Miracle du diable

Louis Even le vendredi, 01 octobre 1943. Dans Éditorial

1933 : des loques humaines font queue aux guichets des commissions de chômage. Observez ces figures, ces maintiens, ces habits. Est-ce une invention, ou est-ce de l'histoire ?

Quel tableau différent en 1943 ! Des usines toutes neuves surgies sur les terrains vacants de l'île de Montréal, dans la campagne de Saint-Paul-l'Ermite, aux abords de Sainte-Thé­rèse, en cent autres endroits où les chômeurs d'avant-guerre ont promené pendant dix années leur misère et leur désespoir !

Lumière, air, espace, outillage moderne, abords propres où s'alignent les autos — tout reflète activité et prospérité.

À qui ou à quoi est dû ce miracle ?

*    *    *

Un jour, une multitude suivait un Maître attachant, qui parlait à la fois si simplement et si sublimement du royaume de Dieu. Et sur le soir, cette foule eut faim. Et le Maître eut pitié de la foule. Il prit quelques pains, quelques poissons, les bénit et les fit servir à la multitude. Pains et poissons se multiplièrent. Chacun en mangea tant qu'il en voulut.

Cela, c'était le miracle d'un Dieu.

*    *    *

Dix-neuf siècles plus tard, le travail de l'homme, les inven­tions de son cerveau, s'ajoutant aux ressources naturelles dont le Créateur gratifia la planète, ont donné au monde une autre multiplication des pains. Du blé, des vêtements, des biens de toutes sortes à profusion.

Mais les hommes restaient avec leur faim et leurs privations. Le Maître n'y était pas. L'ennemi du genre humain avait posté ses gardiens pour empêcher les hommes de manger leur pain quotidien.

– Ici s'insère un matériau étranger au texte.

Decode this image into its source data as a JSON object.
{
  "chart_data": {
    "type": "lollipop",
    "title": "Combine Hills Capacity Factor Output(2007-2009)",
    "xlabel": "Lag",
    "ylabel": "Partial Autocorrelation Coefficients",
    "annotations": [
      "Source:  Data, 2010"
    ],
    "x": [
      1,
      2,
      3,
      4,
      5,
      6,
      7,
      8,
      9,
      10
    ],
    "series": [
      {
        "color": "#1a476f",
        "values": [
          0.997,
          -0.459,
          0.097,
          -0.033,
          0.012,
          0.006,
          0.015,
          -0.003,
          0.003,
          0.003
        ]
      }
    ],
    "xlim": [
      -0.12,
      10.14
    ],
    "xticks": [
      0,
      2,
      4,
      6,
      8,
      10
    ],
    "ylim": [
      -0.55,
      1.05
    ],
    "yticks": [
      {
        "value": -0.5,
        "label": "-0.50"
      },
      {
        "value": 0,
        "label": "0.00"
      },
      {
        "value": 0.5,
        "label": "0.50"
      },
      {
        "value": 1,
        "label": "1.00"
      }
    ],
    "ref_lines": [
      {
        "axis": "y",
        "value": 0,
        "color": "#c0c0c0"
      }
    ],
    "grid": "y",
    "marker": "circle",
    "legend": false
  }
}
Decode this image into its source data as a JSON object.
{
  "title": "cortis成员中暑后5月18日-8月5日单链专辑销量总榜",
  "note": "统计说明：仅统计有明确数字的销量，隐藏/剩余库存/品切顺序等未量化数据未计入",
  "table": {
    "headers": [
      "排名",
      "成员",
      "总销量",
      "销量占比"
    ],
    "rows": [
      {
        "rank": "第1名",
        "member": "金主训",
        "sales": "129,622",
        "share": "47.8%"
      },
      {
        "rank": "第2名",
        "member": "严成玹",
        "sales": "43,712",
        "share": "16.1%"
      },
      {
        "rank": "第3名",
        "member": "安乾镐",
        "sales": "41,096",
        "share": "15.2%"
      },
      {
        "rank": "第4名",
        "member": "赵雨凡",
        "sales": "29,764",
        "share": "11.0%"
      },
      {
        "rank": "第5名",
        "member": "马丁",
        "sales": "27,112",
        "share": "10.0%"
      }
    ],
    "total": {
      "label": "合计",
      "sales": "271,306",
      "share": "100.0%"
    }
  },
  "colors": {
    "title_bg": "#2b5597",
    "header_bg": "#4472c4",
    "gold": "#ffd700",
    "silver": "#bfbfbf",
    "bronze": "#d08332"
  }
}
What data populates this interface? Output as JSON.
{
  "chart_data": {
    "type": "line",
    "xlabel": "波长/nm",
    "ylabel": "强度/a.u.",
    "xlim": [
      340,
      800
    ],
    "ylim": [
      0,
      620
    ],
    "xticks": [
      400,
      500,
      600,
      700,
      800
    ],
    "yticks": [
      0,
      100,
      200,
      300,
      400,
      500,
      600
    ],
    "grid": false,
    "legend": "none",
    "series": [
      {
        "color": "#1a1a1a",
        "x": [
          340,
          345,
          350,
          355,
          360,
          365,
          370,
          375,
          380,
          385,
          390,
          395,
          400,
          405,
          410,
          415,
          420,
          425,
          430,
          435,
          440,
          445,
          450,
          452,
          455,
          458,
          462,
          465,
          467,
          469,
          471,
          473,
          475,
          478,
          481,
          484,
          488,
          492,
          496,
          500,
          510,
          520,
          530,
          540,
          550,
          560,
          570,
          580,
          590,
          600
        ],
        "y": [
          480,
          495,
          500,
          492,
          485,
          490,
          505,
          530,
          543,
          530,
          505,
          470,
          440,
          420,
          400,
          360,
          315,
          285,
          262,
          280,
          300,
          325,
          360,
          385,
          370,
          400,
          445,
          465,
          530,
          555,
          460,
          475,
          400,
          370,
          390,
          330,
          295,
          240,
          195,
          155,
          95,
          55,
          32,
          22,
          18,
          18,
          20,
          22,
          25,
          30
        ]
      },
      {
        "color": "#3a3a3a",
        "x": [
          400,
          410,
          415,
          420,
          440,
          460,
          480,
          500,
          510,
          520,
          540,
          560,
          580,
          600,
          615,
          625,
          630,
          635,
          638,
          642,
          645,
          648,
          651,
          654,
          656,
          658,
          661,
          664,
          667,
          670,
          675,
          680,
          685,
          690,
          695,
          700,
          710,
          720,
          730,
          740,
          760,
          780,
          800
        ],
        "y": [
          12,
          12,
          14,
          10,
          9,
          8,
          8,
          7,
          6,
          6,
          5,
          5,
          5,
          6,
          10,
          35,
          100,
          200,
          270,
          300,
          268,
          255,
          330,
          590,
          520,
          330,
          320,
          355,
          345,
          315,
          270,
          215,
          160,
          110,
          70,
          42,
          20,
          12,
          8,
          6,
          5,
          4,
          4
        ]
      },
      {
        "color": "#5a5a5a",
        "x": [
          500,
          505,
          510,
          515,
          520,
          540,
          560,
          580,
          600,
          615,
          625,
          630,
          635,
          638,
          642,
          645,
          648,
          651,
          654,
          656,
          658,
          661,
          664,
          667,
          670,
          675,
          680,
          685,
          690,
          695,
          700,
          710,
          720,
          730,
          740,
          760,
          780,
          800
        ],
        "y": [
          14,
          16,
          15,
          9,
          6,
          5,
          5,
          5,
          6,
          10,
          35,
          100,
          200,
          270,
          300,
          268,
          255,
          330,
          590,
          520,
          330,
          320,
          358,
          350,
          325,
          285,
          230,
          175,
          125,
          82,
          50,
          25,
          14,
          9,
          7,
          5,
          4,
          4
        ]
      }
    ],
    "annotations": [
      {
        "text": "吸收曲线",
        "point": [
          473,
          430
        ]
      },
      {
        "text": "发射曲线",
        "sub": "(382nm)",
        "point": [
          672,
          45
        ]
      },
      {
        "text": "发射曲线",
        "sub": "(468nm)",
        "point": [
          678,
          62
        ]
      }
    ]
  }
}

Puis est venue une chose terrible. Les nations se sont ruées les unes sur les autres. Des millions d'hommes se servent des pro­ductions les plus perfectionnées du génie humain pour semer la mort.

Et parce qu'ils font cela, les hommes peuvent manger. Et parce qu'ils se haïssent, ils ne chôment plus.

Cela, c'est le miracle du démon.

Multiplication des pains — rien à manger. Multiplication des canons — la table est garnie.

Paix et vie — pas de place pour les travailleurs. Dévas­tation et mort — travail obligatoire, jusqu'aux femmes à l'u­sine !

Pas d'argent pour la vie — des milliards pour la mort.

Le régime qui faisait les chômeurs de 1933 et qui conscrit les travailleurs en 1943, ce régime-là est marqué du sceau de l'enfer.

Les gouvernants qui croisaient les bras en 1933 et qui se trémoussent en 1943 sont les valets d'un régime marqué du sceau de l'enfer.

Et les architectes d'ordre nouveau qui évitent avec soin de toucher à ce contrôle diabolique du sang de la vie économique, ces architectes-là, sciemment ou inconsciemment, se font les complices d'un régime marqué du sceau de l'enfer.